Разговаривать с полковником Литовцеву было приятно. У него появилось чувство, будто он заплутал в темном лесу и неожиданно повстречал родного брата, с которым им, конечно, легче будет выбраться на дорогу. Чувство удивительное, особенно если учесть минутность их знакомства. Они всего лишь выкурили по сигарете, но Сергей Петрович уже был уверен, что полковник поможет. Вернее, согласится поставить буйную голову на кон. И не только потому, что за ним должок перед Гурко. Всю жизнь полковника учили науке боя и выживания, и за то, что он в совершенстве овладел ею, наградили двумя орденами Красной Звезды и орденом Героя. Но в последние годы у него, как и у похожих на него, отбирали долю за долей все, что он ценил на земле, благодаря чему ощущал себя значительным человеком: честь, славу, веру в высшее предназначение, Родину. Теперь враг был повсюду, но с туманным, непроявленным ликом. Он попал в ловушку куда более ужасную, чем та, куда угодил Гурко. Словно его, бесстрашного вояку, Господь поразил сердечной слепотой. Оплеванные, осмеянные товарищи спивались и стрелялись, а полковник по инерции испытывал новые машины, уже не понимая, кому и зачем это нужно. В словесной мути, в фарисействе мужественное сердце растворяется быстрее, чем в серной кислоте.

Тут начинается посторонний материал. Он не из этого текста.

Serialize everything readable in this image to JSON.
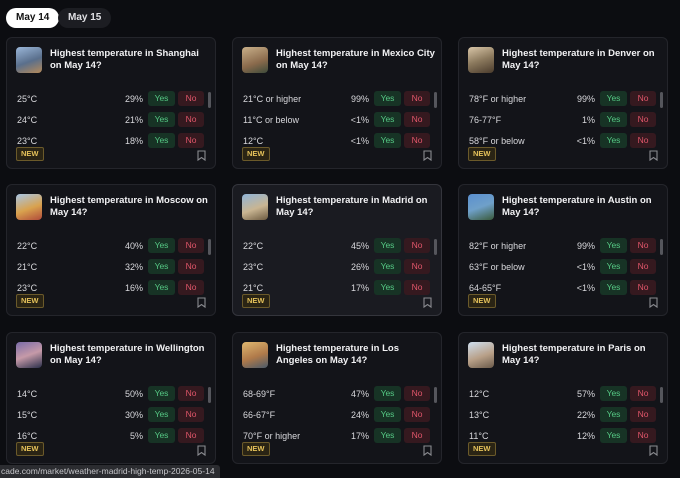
{
  "tabs": [
    "May 14",
    "May 15"
  ],
  "labels": {
    "yes": "Yes",
    "no": "No",
    "new": "NEW"
  },
  "cards": [
    {
      "title": "Highest temperature in Shanghai on May 14?",
      "rows": [
        [
          "25°C",
          "29%"
        ],
        [
          "24°C",
          "21%"
        ],
        [
          "23°C",
          "18%"
        ]
      ]
    },
    {
      "title": "Highest temperature in Mexico City on May 14?",
      "rows": [
        [
          "21°C or higher",
          "99%"
        ],
        [
          "11°C or below",
          "<1%"
        ],
        [
          "12°C",
          "<1%"
        ]
      ]
    },
    {
      "title": "Highest temperature in Denver on May 14?",
      "rows": [
        [
          "78°F or higher",
          "99%"
        ],
        [
          "76-77°F",
          "1%"
        ],
        [
          "58°F or below",
          "<1%"
        ]
      ]
    },
    {
      "title": "Highest temperature in Moscow on May 14?",
      "rows": [
        [
          "22°C",
          "40%"
        ],
        [
          "21°C",
          "32%"
        ],
        [
          "23°C",
          "16%"
        ]
      ]
    },
    {
      "title": "Highest temperature in Madrid on May 14?",
      "rows": [
        [
          "22°C",
          "45%"
        ],
        [
          "23°C",
          "26%"
        ],
        [
          "21°C",
          "17%"
        ]
      ]
    },
    {
      "title": "Highest temperature in Austin on May 14?",
      "rows": [
        [
          "82°F or higher",
          "99%"
        ],
        [
          "63°F or below",
          "<1%"
        ],
        [
          "64-65°F",
          "<1%"
        ]
      ]
    },
    {
      "title": "Highest temperature in Wellington on May 14?",
      "rows": [
        [
          "14°C",
          "50%"
        ],
        [
          "15°C",
          "30%"
        ],
        [
          "16°C",
          "5%"
        ]
      ]
    },
    {
      "title": "Highest temperature in Los Angeles on May 14?",
      "rows": [
        [
          "68-69°F",
          "47%"
        ],
        [
          "66-67°F",
          "24%"
        ],
        [
          "70°F or higher",
          "17%"
        ]
      ]
    },
    {
      "title": "Highest temperature in Paris on May 14?",
      "rows": [
        [
          "12°C",
          "57%"
        ],
        [
          "13°C",
          "22%"
        ],
        [
          "11°C",
          "12%"
        ]
      ]
    }
  ],
  "status_url": "cade.com/market/weather-madrid-high-temp-2026-05-14"
}
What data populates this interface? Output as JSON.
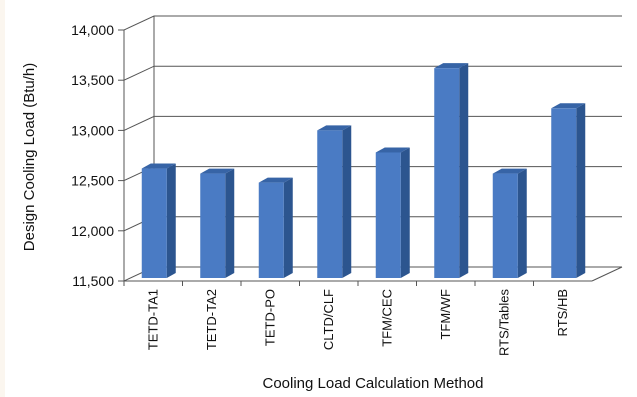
{
  "chart_data": {
    "type": "bar",
    "title": "",
    "xlabel": "Cooling Load Calculation Method",
    "ylabel": "Design Cooling Load (Btu/h)",
    "categories": [
      "TETD-TA1",
      "TETD-TA2",
      "TETD-PO",
      "CLTD/CLF",
      "TFM/CEC",
      "TFM/WF",
      "RTS/Tables",
      "RTS/HB"
    ],
    "values": [
      12620,
      12570,
      12480,
      13000,
      12780,
      13620,
      12570,
      13220
    ],
    "ylim": [
      11500,
      14000
    ],
    "yticks": [
      11500,
      12000,
      12500,
      13000,
      13500,
      14000
    ],
    "ytick_labels": [
      "11,500",
      "12,000",
      "12,500",
      "13,000",
      "13,500",
      "14,000"
    ],
    "grid": true,
    "style": "3d-column",
    "colors": {
      "bar_front": "#4a7bc4",
      "bar_side": "#2c558f",
      "bar_top": "#3764a6",
      "grid": "#555555"
    }
  }
}
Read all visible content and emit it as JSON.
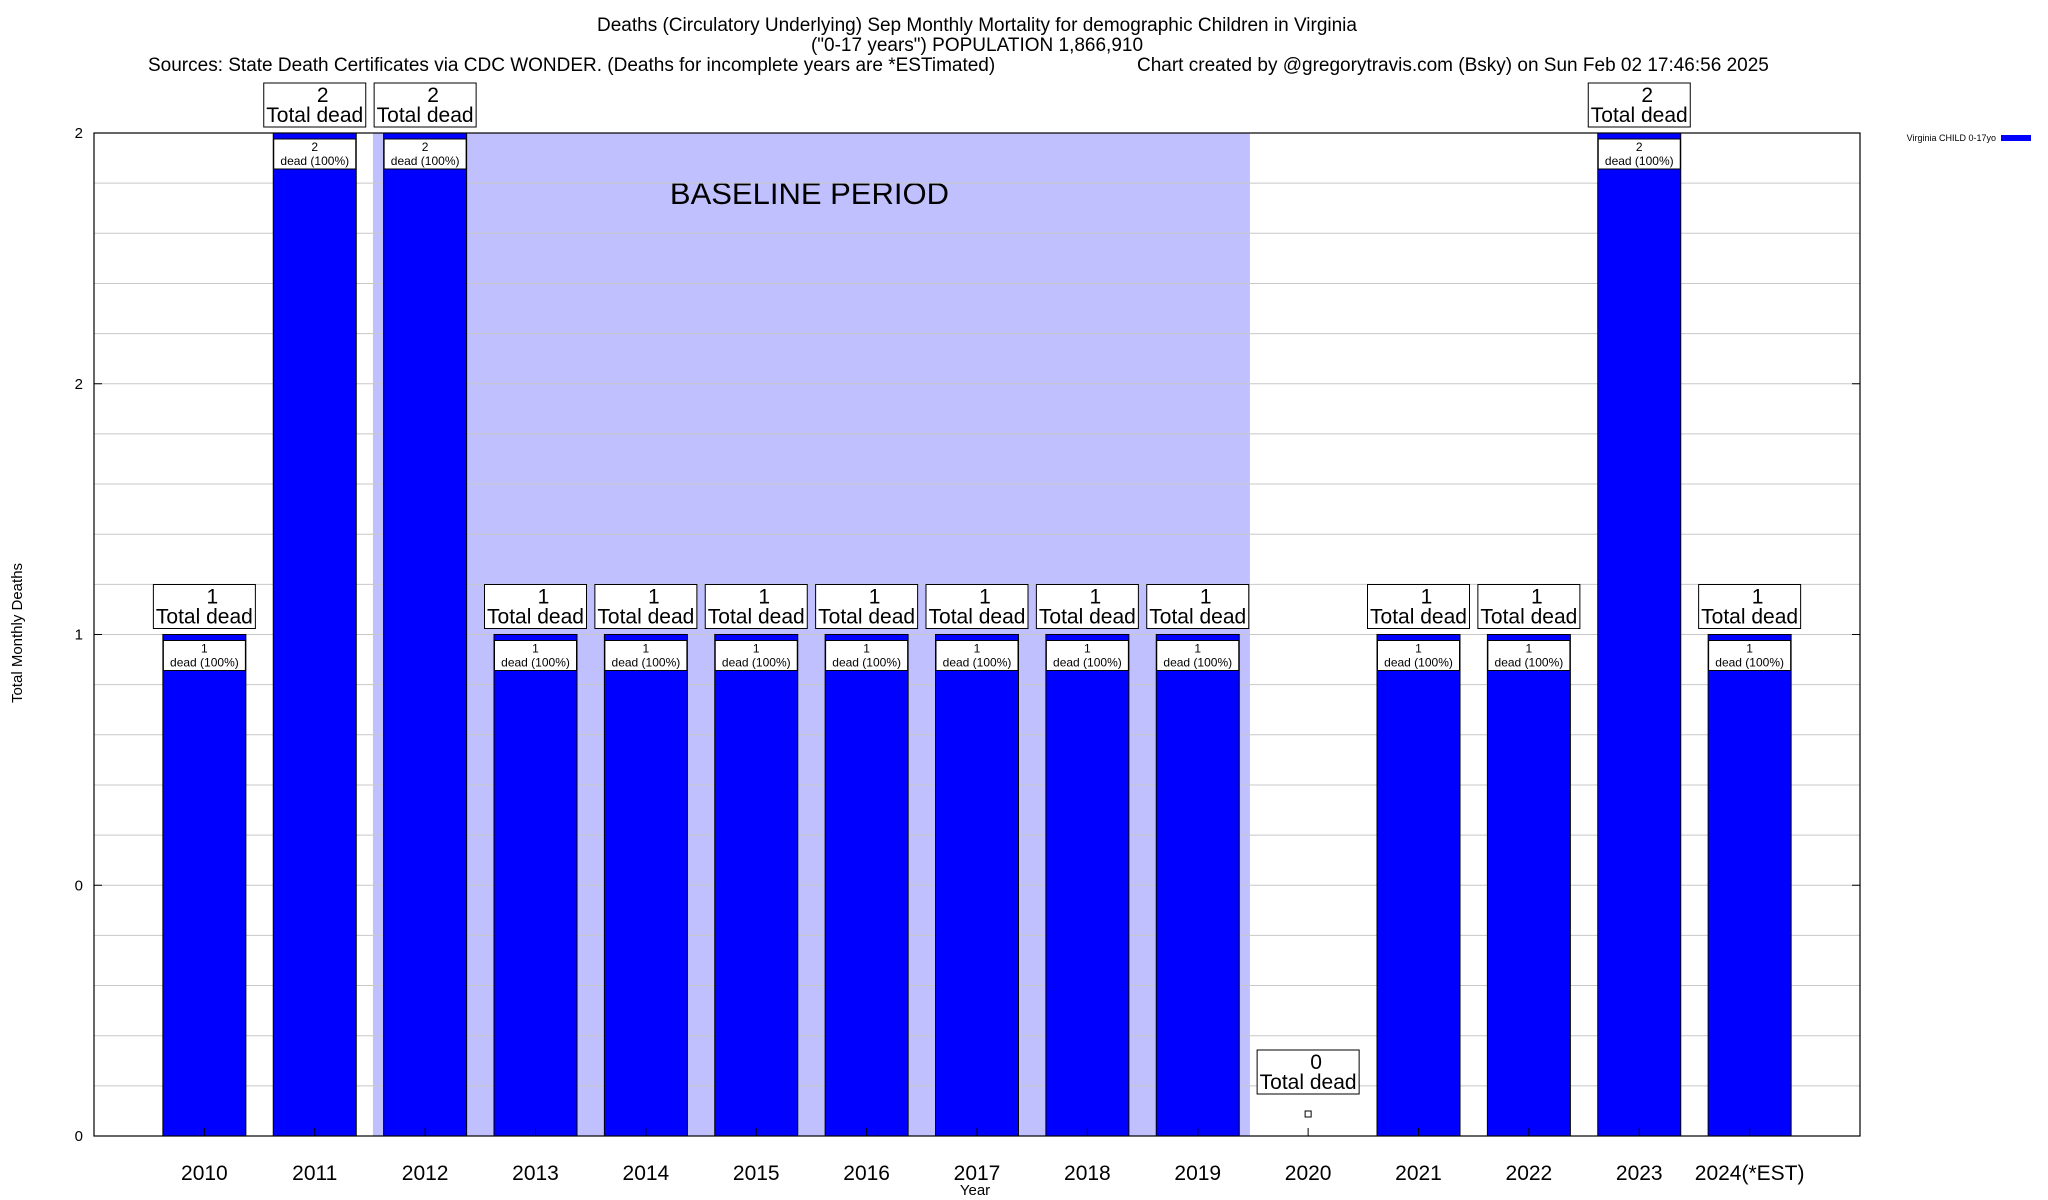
{
  "chart_data": {
    "type": "bar",
    "title_lines": [
      "Deaths (Circulatory Underlying) Sep Monthly Mortality for demographic Children in Virginia",
      "(\"0-17 years\") POPULATION 1,866,910"
    ],
    "sources_text": "Sources: State Death Certificates via CDC WONDER. (Deaths for incomplete years are *ESTimated)",
    "credit_text": "Chart created by @gregorytravis.com (Bsky) on Sun Feb 02 17:46:56 2025",
    "xlabel": "Year",
    "ylabel": "Total Monthly Deaths",
    "categories": [
      "2010",
      "2011",
      "2012",
      "2013",
      "2014",
      "2015",
      "2016",
      "2017",
      "2018",
      "2019",
      "2020",
      "2021",
      "2022",
      "2023",
      "2024(*EST)"
    ],
    "series": [
      {
        "name": "Virginia CHILD 0-17yo",
        "color": "#0000ff",
        "values": [
          1,
          2,
          2,
          1,
          1,
          1,
          1,
          1,
          1,
          1,
          0,
          1,
          1,
          2,
          1
        ]
      }
    ],
    "ylim": [
      0,
      2
    ],
    "y_tick_values": [
      0,
      0.5,
      1,
      1.5,
      2
    ],
    "y_tick_labels": [
      "0",
      "0",
      "1",
      "2",
      "2"
    ],
    "total_label_suffix": "Total dead",
    "inner_label_suffix": "dead (100%)",
    "baseline_band": {
      "label": "BASELINE PERIOD",
      "from": "2012",
      "to": "2019",
      "color": "#c0c0ff"
    },
    "legend_position": "top-right",
    "grid": true
  }
}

Потеря ясности цели истинного воина убивает вернее пули. И вот пришел друг и бесхитростно указал: полковник, вон твой враг, гляди! Надо отбомбиться! Как тут откажешь?
— Антон Захарович, — мягко вступил Литовцев, — скажите пока главное. Возможно ли это теоретически?
— Что именно?
— Успеете ли вы подтянуться в нужное место и в нужный момент?
— Какое это место?
— Девяносто километров от Москвы, северо-запад.
— Четыре часа, не больше… В каком вы звании, Сергей?
— Майор.
— Так вот, майор, без письменного приказа я шагу не сделаю. Даже ради Олега.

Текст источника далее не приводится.